ThPOK inhibits the immune escape of gastric cancer cells by inducing STPG1 to inactivate the ERK pathway

BACKGROUND: Gastric cancer is the second most frequently diagnosed cancer worldwide. Weak immunogenicity helps cancer cells escape from immune elimination and grow into predominant subpopulations. This study aimed to investigate the effect of Zinc finger and BTB domain containing 7B (Zbtb7b, Alias ThPOK) on T cell activation after coculture with gastric cancer cells. METHODS: Cell Counting Kit-8 assay (CCK-8) was performed to explore the viability of gastric cancer cells. Flow cytometry analysis was used to measure CD3+ T cell proliferation and the ratio of activated IFN-γ+ T cells which were co-incubated with gastric cancer cells (HGC-27, SNU-1). The binding between ThPOK and the promoter of its target sperm tail PG-rich repeat containing 1 (STPG1) was explored using ChIP and luciferase reporter assays. Relative gene expression was quantified using RT-qPCR. RESULTS: ThPOK was expressed at a low level in gastric cancer tissues and cells at mRNA and protein levels. Gastric cancer patients with lower ThPOK expression had poorer prognosis. ThPOK overexpression suppressed gastric cancer cell viability and increased T cell activation. ThPOK served as a transcription factor for STPG1. STPG1 expression was also at a low level in the tissues and cells of gastric cancer. ThPOK positively regulated the mRNA and protein levels of STPG1 in gastric cancer cells. Moreover, ThPOK was demonstrated to bind with STPG1 promoter. STPG1 upregulation also exerted inhibitory effects on gastric cancer cell viability and T cell activation.

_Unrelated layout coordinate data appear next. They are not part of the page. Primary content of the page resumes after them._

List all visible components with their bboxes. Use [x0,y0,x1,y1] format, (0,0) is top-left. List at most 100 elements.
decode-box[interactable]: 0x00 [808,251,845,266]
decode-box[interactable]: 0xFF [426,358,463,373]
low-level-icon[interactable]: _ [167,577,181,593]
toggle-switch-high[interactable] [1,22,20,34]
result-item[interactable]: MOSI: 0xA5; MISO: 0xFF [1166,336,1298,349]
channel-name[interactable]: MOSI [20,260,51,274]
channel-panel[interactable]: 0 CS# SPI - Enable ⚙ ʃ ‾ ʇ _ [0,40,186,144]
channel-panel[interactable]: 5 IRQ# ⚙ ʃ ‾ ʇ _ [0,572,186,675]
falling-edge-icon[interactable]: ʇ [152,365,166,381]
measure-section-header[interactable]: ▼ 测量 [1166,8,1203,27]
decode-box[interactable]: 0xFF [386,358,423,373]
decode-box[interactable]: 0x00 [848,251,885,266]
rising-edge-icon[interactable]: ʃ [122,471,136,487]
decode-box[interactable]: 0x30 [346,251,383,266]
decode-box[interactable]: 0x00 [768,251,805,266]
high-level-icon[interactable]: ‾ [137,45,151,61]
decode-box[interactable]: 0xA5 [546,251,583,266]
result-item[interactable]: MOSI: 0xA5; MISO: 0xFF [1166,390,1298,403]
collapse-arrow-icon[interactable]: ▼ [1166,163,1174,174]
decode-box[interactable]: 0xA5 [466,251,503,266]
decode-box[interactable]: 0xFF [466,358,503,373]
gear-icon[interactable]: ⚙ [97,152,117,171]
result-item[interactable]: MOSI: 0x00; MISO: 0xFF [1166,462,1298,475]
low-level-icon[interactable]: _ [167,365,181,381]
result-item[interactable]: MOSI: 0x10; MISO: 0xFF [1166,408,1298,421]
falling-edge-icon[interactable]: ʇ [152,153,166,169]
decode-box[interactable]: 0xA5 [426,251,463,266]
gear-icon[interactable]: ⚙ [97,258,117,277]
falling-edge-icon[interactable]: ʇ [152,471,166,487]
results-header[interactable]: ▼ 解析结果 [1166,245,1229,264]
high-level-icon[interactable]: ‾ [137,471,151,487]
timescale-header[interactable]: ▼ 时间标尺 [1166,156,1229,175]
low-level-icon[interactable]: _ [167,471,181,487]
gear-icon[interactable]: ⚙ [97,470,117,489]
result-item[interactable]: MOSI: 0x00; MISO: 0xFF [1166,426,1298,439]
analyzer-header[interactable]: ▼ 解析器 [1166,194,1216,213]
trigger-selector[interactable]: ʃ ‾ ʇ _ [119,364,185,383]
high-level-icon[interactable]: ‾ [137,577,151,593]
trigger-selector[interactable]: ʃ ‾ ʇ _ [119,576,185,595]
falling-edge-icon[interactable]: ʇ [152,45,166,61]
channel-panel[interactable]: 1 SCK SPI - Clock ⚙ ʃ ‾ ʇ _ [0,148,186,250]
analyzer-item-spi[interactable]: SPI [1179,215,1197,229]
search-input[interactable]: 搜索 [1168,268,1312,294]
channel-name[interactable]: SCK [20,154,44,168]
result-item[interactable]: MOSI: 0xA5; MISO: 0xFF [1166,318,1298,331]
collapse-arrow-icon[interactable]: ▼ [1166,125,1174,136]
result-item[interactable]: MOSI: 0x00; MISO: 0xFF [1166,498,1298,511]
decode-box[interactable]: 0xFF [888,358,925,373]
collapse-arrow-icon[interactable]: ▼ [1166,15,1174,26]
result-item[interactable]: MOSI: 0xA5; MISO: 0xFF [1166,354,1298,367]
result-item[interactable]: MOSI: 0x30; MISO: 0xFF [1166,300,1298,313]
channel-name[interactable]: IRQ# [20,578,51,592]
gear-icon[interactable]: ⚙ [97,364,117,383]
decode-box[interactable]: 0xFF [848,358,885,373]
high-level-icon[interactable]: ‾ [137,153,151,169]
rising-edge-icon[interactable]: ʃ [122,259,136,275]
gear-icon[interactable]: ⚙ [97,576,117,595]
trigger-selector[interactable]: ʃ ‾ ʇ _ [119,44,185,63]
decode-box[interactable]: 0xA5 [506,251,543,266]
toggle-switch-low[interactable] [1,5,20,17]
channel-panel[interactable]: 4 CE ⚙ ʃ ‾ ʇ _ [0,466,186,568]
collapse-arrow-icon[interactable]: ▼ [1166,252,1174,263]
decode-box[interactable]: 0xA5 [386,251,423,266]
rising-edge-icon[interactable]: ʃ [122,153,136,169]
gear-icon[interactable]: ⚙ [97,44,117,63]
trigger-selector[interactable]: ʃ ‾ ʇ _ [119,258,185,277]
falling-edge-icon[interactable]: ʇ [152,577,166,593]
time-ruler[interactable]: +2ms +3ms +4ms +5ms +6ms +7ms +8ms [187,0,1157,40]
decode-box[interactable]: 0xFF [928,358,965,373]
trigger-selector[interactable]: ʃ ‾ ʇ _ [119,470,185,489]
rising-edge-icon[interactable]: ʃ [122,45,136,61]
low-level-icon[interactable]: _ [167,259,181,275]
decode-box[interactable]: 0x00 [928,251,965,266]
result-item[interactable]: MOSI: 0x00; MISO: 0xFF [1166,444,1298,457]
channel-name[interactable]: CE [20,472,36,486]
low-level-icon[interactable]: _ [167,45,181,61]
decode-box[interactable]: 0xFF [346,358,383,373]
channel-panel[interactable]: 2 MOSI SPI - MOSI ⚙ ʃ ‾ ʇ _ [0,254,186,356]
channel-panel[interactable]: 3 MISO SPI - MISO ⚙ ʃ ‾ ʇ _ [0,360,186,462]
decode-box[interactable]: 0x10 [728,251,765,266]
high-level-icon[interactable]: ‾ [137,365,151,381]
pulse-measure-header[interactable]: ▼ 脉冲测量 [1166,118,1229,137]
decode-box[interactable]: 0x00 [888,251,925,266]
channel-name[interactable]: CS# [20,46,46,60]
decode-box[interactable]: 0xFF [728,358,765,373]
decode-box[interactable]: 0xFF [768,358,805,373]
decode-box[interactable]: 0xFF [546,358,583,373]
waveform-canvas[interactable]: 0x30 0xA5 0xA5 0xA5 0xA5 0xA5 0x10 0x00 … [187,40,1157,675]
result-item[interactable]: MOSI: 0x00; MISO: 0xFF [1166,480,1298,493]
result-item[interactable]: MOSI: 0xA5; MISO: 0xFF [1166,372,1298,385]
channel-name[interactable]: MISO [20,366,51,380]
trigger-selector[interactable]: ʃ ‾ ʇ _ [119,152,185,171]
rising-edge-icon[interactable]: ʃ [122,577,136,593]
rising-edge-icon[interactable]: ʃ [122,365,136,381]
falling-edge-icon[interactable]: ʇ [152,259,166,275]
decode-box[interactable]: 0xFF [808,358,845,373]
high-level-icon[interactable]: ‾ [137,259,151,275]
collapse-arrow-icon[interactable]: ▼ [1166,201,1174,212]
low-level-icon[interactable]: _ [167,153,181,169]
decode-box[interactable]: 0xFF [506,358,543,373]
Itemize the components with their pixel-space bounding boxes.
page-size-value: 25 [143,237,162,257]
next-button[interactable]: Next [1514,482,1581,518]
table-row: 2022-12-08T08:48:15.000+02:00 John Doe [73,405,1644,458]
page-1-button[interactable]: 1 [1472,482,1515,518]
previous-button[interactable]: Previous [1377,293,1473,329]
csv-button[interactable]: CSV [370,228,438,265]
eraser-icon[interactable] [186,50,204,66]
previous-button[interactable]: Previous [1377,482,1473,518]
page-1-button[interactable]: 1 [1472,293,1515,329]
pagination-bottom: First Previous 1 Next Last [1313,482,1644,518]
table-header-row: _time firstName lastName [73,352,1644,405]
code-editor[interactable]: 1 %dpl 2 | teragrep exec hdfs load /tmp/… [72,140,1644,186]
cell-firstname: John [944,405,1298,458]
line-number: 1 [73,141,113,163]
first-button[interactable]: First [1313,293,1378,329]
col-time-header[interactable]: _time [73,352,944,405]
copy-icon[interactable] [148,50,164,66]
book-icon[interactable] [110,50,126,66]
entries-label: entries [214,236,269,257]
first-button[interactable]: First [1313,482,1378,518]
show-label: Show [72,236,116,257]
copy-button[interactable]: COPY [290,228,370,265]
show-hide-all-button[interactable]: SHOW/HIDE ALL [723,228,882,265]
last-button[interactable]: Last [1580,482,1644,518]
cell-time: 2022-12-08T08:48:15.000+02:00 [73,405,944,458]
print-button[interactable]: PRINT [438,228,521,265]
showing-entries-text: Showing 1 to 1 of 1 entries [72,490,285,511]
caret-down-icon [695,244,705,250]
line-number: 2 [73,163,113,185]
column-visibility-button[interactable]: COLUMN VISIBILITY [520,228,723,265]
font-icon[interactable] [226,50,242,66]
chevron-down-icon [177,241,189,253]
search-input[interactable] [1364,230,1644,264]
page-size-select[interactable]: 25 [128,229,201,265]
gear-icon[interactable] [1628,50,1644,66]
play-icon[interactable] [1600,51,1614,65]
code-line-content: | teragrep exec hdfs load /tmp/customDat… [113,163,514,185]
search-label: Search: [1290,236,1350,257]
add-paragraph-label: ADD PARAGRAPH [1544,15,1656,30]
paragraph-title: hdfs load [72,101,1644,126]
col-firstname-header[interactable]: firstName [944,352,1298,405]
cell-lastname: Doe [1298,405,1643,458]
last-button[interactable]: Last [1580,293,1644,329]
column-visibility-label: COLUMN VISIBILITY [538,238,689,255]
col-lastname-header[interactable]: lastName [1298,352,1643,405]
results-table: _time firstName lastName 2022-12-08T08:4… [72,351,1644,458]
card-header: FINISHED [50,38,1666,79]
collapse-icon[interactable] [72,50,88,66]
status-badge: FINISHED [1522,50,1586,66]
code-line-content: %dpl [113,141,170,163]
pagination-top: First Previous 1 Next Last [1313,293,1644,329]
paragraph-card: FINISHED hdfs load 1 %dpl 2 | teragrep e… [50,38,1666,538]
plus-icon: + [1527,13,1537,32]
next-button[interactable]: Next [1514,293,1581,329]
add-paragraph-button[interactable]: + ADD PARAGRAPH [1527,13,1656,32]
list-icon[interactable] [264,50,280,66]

Additionally, ThPOK and STPG1 were revealed to inactivate the ERK pathway in gastric cancer cells. CONCLUSION: ThPOK inhibits gastric cancer cell viability and increases T cell activation by inducing STPG1 to inactivate the ERK pathway. SUPPLEMENTARY INFORMATION: The online version contains supplementary material available at 10.1186/s12865-022-00485-5.